Instead of going by hand through all the options, training the model using all the combinations, testing the trained model and then looking through all the results to find the best performance, we can use an out of the box scikit-learn implementation: **GridSearch** 

#### Intermezzo: K-Fold Cross-Validation

As hard as we try to select a representative value for the test set, there is no guarantee that we manage to do so and, therefore, the test results can be biased (either too optimistic or too pesimistic).
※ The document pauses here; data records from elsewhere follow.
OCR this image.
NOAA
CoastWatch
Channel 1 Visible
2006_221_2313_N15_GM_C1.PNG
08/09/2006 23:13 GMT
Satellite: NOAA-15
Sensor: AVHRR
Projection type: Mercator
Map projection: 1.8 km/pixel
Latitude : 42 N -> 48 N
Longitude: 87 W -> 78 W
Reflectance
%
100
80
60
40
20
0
Having more test sets could lead to a more accurate assessment. 
  
Therefore, you could:  
1. Split the dataset into k fold (subsets)  
2. Train on k - 1 folds
3. Test on the remaining fold  
4. Repeat steps 2 and 3 k times (until you've tested the model on all k folds)  
  
--> The performance of your model is the mean of all k test results
  
An example for K = 5:
![K-Fold Cross-Validation](https://zitaoshen.rbind.io/project/machine_learning/machine-learning-101-cross-vaildation/featured.png)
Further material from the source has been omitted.